The University of Farmington has its own Facebook page, too, with a calendar of events, including one scheduled for next week with non-existent university officials.
But after The Detroit News revealed the indictment Wednesday, the university’s Facebook page started featuring memes, including one of Admiral Ackbar from “Return of the Jedi” shouting “It’s a trap.”
As part of the alleged Farmington scheme, recruiters intended to help shield and hide the students from immigration authorities, according to the indictment.
Those charged included recruiters who collectively received $250,000 in cash and kickbacks to find students to attend the university, the government alleges.

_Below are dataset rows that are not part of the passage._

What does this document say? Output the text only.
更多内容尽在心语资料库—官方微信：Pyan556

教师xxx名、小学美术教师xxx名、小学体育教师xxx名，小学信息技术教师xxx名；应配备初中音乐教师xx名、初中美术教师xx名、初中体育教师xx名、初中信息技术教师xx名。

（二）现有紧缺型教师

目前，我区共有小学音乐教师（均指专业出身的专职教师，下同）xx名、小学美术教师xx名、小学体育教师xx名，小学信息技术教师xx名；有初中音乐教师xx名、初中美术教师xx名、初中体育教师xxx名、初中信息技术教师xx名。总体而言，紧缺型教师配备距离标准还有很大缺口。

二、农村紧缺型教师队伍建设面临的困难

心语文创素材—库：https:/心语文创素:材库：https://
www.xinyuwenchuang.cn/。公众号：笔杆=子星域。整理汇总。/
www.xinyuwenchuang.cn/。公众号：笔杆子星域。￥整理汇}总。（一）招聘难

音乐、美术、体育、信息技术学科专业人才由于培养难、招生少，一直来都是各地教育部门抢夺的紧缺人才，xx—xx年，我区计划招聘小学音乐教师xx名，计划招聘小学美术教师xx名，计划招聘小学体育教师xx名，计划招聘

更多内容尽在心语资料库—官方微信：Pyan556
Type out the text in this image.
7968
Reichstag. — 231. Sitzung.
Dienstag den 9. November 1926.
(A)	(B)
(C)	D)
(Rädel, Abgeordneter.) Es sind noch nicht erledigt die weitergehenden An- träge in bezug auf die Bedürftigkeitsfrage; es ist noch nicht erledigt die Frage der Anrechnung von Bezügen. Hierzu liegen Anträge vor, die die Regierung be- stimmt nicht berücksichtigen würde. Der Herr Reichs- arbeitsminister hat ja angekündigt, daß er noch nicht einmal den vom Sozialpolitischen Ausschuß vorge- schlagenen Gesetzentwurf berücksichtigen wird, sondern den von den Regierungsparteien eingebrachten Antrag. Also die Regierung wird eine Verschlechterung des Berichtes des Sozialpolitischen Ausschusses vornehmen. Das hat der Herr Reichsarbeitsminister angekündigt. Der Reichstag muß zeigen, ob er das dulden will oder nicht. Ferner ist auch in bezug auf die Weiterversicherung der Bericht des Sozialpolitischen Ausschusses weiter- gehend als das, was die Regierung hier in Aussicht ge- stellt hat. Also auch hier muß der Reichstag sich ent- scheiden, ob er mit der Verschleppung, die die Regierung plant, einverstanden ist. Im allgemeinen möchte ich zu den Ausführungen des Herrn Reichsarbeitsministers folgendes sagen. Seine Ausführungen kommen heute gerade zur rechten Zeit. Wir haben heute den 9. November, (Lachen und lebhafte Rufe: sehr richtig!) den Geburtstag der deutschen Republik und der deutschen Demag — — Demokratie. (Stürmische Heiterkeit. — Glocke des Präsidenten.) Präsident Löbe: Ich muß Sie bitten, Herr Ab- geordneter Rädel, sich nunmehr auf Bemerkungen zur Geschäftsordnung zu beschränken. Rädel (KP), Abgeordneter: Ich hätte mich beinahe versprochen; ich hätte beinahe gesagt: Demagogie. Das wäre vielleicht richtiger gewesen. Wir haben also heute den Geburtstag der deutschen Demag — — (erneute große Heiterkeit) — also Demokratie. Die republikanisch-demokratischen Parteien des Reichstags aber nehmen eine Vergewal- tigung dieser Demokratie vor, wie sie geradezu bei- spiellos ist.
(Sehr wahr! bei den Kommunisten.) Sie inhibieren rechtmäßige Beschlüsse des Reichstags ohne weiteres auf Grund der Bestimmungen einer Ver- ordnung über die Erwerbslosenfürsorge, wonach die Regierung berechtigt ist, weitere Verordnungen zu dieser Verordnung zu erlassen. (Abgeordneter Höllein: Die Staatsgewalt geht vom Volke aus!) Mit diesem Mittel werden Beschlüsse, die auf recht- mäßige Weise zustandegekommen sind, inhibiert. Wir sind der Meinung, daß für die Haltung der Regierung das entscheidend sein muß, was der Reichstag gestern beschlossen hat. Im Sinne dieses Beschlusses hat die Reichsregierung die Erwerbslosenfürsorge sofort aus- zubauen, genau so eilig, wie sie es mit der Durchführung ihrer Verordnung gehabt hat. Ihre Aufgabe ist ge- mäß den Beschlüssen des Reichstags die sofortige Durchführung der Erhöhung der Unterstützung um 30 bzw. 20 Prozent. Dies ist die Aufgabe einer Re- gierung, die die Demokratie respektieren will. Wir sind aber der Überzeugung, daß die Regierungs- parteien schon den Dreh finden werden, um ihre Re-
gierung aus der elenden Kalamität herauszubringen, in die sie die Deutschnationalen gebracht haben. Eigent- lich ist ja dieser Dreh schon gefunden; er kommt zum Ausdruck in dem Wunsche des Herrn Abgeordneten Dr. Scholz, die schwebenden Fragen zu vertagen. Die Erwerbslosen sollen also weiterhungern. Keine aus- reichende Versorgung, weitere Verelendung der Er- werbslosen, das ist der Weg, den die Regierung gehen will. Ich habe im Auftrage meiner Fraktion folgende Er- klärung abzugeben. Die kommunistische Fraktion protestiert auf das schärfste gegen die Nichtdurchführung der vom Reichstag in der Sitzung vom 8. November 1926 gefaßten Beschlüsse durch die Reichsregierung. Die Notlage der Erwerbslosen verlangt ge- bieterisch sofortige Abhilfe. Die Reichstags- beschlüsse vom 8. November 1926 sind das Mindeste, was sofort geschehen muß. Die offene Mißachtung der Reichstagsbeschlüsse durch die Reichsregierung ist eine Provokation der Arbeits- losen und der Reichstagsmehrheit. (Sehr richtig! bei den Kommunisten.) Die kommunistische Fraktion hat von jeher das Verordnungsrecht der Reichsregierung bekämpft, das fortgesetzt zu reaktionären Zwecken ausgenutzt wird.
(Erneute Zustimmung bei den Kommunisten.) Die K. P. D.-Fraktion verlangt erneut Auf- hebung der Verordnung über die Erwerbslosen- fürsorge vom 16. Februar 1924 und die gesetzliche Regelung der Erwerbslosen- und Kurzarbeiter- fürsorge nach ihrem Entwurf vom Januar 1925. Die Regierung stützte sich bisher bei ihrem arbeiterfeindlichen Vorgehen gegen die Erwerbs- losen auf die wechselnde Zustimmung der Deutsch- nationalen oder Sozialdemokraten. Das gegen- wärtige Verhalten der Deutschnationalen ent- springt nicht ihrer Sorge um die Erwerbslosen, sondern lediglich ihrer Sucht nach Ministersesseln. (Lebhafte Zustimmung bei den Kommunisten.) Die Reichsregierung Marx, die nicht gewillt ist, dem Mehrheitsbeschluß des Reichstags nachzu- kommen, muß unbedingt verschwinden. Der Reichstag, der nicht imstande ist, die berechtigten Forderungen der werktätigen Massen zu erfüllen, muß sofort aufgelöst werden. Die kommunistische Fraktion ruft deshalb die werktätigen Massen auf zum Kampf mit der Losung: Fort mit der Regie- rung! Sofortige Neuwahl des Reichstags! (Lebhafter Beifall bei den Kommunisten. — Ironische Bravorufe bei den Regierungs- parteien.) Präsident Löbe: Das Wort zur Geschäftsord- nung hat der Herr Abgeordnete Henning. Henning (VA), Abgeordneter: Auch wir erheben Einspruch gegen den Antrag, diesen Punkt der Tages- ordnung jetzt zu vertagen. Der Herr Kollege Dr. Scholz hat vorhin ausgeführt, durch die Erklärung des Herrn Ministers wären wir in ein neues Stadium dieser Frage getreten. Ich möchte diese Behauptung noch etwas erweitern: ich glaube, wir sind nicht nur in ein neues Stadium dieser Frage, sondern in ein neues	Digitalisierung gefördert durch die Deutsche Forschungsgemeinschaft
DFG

The University of Farmington operated out of the basement of the North Valley office complex on Northwestern Highway, north of Inkster Road.
The office is across the hall from a café for people who worked in the complex.
Matt Friedman, co-founder of the Tanner Friedman strategic communications firm, works in an adjoining building and was puzzled by the university’s name and office.
There were no classrooms and the university’s name seemed peculiar, he said.
“I was like ‘what is this?'” Friedman said Wednesday. “I’d never heard of it before and never saw anybody there. The whole thing was just odd.”
He posted a joke on Facebook in April 2017 with a snapshot of the entrance to the university’s office suite.
“Just because I’m now in the same office complex, it doesn’t mean I can suddenly get you tickets to the rivalry games against West Bloomfield Tech or Southfield State,” Friedman wrote.